Dopo il 25 aprile del ’45 come reduce della Repubblica Sociale fu internato in una serie di campi allestiti dagli Alleati. Furono mesi di desolazione e dolore in cui si aggrappò al cappellano militare padre Edgardo Fei: toccante la corrispondenza fra i due che ci è rimasta (vedi box a fianco). Epurato dall’esercito, Chiti si trasferì a Campi Salentina (Lecce), dove insegnò matematica in una scuola dei padri Scolopi, fino alla riabilitazione che gli permise di rientrare nell’amata vita militare.

Disse in un’intervista rilasciata nel 2000: «Quando al mattino ringrazio il Signore per il dono della vita, lo ringrazio anche per avermi fatto fare il soldato, il cui compito non è, come pensa la gente, quello di sparare: il suo compito è soprattutto educativo… è quello di difendere la pace, il diritto, la giustizia». Morì a 83 anni e la salma, tumulata a Pesaro nella cappella di famiglia, fu vestita con gli abiti militari sotto il saio cappuccino.

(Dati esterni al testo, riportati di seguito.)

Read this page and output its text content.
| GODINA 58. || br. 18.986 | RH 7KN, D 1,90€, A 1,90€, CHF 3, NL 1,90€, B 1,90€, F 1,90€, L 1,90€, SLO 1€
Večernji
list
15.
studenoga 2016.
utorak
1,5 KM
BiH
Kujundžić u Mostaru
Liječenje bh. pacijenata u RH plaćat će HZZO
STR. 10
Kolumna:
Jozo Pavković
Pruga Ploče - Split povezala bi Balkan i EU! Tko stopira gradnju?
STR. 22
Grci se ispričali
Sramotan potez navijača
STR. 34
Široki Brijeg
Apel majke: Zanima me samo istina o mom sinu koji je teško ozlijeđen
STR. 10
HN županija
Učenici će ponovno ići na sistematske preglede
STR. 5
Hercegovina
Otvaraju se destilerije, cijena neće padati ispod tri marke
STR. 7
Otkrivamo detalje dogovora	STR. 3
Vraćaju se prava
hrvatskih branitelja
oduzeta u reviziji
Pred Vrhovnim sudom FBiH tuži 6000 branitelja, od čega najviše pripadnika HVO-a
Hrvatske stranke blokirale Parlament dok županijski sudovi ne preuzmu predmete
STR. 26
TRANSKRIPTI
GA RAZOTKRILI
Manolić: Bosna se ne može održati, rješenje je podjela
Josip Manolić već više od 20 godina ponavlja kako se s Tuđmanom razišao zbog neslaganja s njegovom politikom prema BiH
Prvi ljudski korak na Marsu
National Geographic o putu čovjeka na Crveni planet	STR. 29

La lettera dalla prigionia

La mia più grande sofferenza è la bestemmia che qui domina ovunque e in bocca di tutti. Unico mezzo per cercare di limitarla è la preghiera, che se cerchi di richiamare colui che bestemmia, questo per ripicca te ne intona una vera litania. Preghiera ed esempio! Infatti nella mia camerata quando ci sono io nessuno bestemmia più. E quando qualcuno non s’accorge che ci sono, e bestemmia e poi mi vede, viene da me e dice: «Scusate, tenente». Questo mi fa quasi perdere la calma ed è con asprezza che dico: «Non è a me che devi chiedere scusa ma a Dio!» (17 novembre 1945)

Due libri

Sono due i libri che le edizioni Ares hanno dedicato alla figura di Gianfranco Chiti negli ultimi mesi. “Il generale arruolato da Dio” (pagine 352; euro 16,90) è la biografia scritta da Vincenzo Ruggero Manca, generale e poi senatore che fu allievo di Chiti nel suo periodo di insegnamento nel Salento (prefazione di Gerardo Bianco). Quindi “Gianfranco Chiti. Lettera dalla prigionia 1945” (pagine 248; euro 16), la corrispondenza curata dallo storico cappuccino padre Rinaldo Cordovani, con prefazione dell’arcivescovo Santo Marcianò, ordinario militare per l’Italia.